Noteworthy since LePage’s letter was made public has been the lack of publicly expressed enthusiasm for it by the monument’s many opponents. Governing boards or residents of East Millinocket, Medway, Millinocket and Patten declared their opposition to the monument through resolutions or public statements in the months leading up to Obama’s announcement.
And in a May 2016 meeting in East Millinocket that King and then-National Park Service Director Jonathan Jarvis held with leaders from East Millinocket, Medway, Millinocket, Mount Chase, Patten, Sherman and Stacyville, opposition to the monument was stark and pronounced. Out of the approximately 75 people in attendance, only two spoke in favor of the monument.
The state Legislature also opposed the monument with a bill, LD 1600, that LePage signed into law in April 2016.
Collins said Wednesday that President Barack Obama should not have issued the Aug. 24 executive order creating the national monument, “particularly in light of the opposition of the state Legislature and several of the towns in the area.”
However, now that it has happened, she and King said this week that instead of fighting the monument, LePage should join their joint effort to revitalize a northern Maine economy decimated by paper and pulp mill closures.
“What I think is far more important is an effort that Angus King and I have led to have an economic development assessment team come to Maine and work with all the stakeholders, from landowners to loggers to mill owners to recreational business owners, to come up with a plan for our forest products industry to help in this transition where we’ve lost so many of our pulp and paper mills in the last five years,” Collins said.
King and Collins announced the federal assessment team’s collaboration with industry players last March.

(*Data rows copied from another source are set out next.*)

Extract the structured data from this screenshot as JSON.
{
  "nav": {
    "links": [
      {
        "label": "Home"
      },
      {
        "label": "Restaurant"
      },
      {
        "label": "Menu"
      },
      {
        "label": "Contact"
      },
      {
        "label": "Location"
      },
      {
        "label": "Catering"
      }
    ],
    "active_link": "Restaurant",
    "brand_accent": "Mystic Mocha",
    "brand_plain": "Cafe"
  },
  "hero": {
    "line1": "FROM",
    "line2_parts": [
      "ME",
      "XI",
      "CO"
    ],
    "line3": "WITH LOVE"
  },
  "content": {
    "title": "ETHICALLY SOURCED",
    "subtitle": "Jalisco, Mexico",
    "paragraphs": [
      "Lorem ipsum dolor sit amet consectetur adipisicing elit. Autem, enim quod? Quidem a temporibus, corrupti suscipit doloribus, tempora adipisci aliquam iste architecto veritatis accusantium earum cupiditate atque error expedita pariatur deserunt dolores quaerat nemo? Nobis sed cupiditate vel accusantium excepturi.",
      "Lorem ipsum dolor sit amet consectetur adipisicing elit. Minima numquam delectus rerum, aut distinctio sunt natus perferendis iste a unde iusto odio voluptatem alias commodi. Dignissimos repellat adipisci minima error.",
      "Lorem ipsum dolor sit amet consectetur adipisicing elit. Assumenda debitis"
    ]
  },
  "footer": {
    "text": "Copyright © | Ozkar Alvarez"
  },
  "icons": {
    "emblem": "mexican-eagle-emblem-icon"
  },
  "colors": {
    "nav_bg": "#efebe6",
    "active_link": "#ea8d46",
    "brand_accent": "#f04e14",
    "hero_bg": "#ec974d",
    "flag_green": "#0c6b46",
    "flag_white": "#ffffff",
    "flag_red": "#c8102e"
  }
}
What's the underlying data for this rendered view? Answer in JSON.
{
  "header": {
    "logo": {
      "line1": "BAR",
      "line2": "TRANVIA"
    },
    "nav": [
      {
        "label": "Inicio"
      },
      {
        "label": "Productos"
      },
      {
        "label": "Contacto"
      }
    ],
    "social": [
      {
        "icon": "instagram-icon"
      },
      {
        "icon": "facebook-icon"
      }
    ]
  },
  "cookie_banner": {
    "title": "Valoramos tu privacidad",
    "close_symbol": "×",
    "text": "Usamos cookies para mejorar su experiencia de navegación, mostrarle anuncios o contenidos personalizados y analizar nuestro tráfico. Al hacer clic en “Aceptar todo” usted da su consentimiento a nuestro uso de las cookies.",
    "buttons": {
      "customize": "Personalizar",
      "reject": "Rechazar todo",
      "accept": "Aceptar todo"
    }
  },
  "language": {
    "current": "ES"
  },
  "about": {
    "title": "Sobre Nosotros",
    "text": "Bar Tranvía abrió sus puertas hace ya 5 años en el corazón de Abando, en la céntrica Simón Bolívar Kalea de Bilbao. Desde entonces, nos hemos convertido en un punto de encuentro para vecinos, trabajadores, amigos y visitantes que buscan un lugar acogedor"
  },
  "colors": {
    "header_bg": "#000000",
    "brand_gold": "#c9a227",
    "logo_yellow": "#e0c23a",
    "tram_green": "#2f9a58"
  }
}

Calling the mill closures “a natural disaster,” they successfully lobbied for several federal agencies to visit Maine last summer, to provide aid in much the same way they would an area devastated by a tsunami.
That effort culminated with an announcement at the American Forest Management wood yard in Passadumkeag last month that Oak Ridge National Laboratory — the U.S. Department of Energy’s largest research center — will help University of Maine researchers tackle the future of bio-based materials, including nanocellular technology, biofuels and additive manufacturing, as part of a multi-pronged plan to guide and repair the $8.5 billion state forest products industry.
The laboratory has a staff of 4,559 and an annual budget of $1.5 billion.
Rep. Chellie Pingree, D-Maine, did not immediately respond to a request for comment on Thursday. Rep. Bruce Poliquin, R-Maine, declined to comment Wednesday on LePage’s letter, saying only that he would continue to work to improve northern Maine’s economy.